During the course of this review the Council located an additional record which it provided to the applicant. Ms Greenalgh of this Office provided the applicant with details of the searches undertaken by the Council and invited the applicant to make further submissions. In reply, the applicant expressed his view that further records ought to exist.
I have now completed my review in accordance with section 22(2) of the FOI Act. In carrying out my review, I have had regard to the submissions made by the Council, submissions made by the applicant and to the comments of the Council and the applicant in the matter. I have also examined the records at issue and I have decided to conclude this review by way of a formal, binding decision.
This review is concerned solely with whether the Council was justified in refusing access to additional records relating to the applicant’s increment under section 15(1)(a) of the FOI Act on the ground that no further relevant records exist or can be found after all reasonable steps have been undertaken to ascertain their whereabouts.

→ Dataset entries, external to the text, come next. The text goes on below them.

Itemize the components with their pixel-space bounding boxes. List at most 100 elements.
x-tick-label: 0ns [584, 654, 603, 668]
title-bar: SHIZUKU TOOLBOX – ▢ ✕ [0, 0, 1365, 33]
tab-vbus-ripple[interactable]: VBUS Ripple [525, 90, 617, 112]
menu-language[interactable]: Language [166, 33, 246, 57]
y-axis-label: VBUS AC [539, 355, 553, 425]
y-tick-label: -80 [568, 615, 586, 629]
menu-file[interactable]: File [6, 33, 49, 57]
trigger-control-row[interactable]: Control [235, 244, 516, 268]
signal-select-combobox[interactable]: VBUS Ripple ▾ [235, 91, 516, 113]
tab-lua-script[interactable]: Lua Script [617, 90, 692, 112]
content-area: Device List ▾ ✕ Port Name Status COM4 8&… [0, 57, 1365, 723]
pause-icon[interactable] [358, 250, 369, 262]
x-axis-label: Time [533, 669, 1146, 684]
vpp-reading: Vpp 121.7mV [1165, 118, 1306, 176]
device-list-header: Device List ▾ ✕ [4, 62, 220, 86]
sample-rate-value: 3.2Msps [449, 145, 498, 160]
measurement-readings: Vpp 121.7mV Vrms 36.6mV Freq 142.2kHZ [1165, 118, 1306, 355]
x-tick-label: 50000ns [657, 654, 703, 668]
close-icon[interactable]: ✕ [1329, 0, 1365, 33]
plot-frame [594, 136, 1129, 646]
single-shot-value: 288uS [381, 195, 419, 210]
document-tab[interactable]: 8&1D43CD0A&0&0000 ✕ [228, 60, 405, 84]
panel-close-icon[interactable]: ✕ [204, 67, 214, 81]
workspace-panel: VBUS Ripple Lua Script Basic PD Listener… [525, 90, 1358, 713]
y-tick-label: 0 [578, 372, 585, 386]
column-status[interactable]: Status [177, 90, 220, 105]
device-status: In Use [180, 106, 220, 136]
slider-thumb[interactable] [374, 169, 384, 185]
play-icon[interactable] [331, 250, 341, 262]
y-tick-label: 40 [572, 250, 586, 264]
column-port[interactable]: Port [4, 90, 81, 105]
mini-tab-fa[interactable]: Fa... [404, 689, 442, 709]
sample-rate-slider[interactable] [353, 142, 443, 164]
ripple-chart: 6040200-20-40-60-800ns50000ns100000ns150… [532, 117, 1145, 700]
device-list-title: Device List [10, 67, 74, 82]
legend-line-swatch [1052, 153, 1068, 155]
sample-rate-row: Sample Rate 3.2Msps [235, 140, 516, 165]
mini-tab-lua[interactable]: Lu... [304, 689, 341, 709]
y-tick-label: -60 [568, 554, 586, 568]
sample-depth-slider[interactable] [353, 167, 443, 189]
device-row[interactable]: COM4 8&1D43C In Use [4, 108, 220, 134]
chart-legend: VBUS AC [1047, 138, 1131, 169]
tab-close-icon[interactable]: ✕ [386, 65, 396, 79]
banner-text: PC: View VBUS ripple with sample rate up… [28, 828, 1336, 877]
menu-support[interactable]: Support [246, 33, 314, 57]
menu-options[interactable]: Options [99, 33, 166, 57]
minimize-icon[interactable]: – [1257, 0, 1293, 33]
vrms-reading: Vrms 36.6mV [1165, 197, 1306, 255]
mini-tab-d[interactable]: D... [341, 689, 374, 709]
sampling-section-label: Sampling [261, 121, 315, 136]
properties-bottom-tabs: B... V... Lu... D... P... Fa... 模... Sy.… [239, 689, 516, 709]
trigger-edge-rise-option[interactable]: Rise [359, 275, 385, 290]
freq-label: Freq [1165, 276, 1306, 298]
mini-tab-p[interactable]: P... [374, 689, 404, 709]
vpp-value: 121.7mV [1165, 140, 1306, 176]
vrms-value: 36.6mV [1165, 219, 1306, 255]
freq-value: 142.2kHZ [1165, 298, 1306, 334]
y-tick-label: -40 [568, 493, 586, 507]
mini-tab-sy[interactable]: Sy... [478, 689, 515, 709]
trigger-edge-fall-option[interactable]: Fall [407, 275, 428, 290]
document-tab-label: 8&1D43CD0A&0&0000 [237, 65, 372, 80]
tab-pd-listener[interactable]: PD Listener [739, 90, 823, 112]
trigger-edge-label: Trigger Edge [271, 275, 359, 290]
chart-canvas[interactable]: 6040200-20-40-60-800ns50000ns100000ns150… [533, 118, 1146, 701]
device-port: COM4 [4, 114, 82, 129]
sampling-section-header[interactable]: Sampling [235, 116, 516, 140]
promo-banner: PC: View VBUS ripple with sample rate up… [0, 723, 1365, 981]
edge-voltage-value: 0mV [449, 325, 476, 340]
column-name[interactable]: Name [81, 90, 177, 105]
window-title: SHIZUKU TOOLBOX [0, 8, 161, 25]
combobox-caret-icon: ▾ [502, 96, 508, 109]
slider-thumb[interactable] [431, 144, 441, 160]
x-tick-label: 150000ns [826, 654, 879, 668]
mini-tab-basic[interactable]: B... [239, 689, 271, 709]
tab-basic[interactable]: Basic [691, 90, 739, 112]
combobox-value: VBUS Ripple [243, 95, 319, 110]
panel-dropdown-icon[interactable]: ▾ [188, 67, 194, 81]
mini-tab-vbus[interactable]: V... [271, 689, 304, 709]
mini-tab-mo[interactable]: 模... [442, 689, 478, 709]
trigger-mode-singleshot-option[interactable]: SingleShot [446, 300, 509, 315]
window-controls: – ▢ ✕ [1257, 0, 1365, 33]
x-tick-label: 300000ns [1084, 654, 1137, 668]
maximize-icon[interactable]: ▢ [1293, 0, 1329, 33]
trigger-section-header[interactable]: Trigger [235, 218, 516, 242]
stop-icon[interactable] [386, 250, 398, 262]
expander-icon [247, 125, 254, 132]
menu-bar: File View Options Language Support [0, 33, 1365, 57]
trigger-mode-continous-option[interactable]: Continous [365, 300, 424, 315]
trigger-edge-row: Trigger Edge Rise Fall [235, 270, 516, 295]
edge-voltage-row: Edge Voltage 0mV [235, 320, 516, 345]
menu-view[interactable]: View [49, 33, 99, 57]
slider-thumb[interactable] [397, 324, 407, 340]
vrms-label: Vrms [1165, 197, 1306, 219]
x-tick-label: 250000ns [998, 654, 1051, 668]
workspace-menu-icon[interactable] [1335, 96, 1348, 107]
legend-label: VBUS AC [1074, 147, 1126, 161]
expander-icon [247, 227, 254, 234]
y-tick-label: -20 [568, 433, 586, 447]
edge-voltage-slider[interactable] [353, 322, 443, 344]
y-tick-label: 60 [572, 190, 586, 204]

Section 15(1)(a) of the FOI Act provides that a request for access to records may be refused if the records sought either do not exist or cannot be found after all reasonable steps to ascertain their whereabouts have been taken. The Commissioner’s role in such cases is to review the decision of the FOI body and to decide whether the decision was justified. This Office must have regard to the evidence available to the decision maker in arriving at his/her decision. The evidence in “search” cases generally consists of the steps actually taken to search for the records along with miscellaneous other information about the record management practices of the FOI body, insofar as those practices relate to the records in question.
During the course of the review, the Council provided details to this Office of the steps taken to search for the records, along with miscellaneous information about the Council’s records management practices insofar as those practices related to the records in question. As this Office has already provided the applicant with those details, I do not propose to repeat them in full here. In short, the Council provided details of all members of staff with whom they had consulted and details of the searches undertaken by those staff members, who searched their emails, electronic records and physically searched their hard copy records.
The applicant contends that there should be further records and refers in particular to a record of conversations between two staff members about his increment. The Council stated that the staff members in question carried out searches of their records and that no further records were located. The Council stated that it is not its practice to create a record of every discussion that occurred between the staff who were involved with these increments.
While I understand the applicant’s frustration and disappointment with the absence of certain records, the role of this Office is confined to determining whether the Council has carried out all reasonable steps to locate the records. It is important to note that the FOI Act does not require absolute certainty as to the existence or location of records, as situations arise where records are not created, are lost or simply cannot be found. Furthemore, the Act is concerned with access to records that a public body holds as opposed to records that a requester considers ought to exist.
Having considered the searches undertaken by the Council, I am satisfied that it has carried out all reasonable steps to locate the records sought in this case. I find therefore, that the Council was justified in refusing access to the records sought on the grounds that no further records exist or can be found after all reasonable steps to ascertain their whereabouts have been taken.
I hereby affirm the Council’s decision to refuse access to additional records relating to the applicant’s increment under section 15(1)(a) of the FOI Act on the ground that no further records exist or can be found after all reasonable steps have been undertaken to locate them.
Section 24 of the FOI Act sets out detailed provisions for an appeal to the High Court by a party to a review, or any other person affect by the decision. In summary, such an appeal, normally on a point of law, must be initiated not later than four weeks after notice of the decision was given to the person bringing the appeal.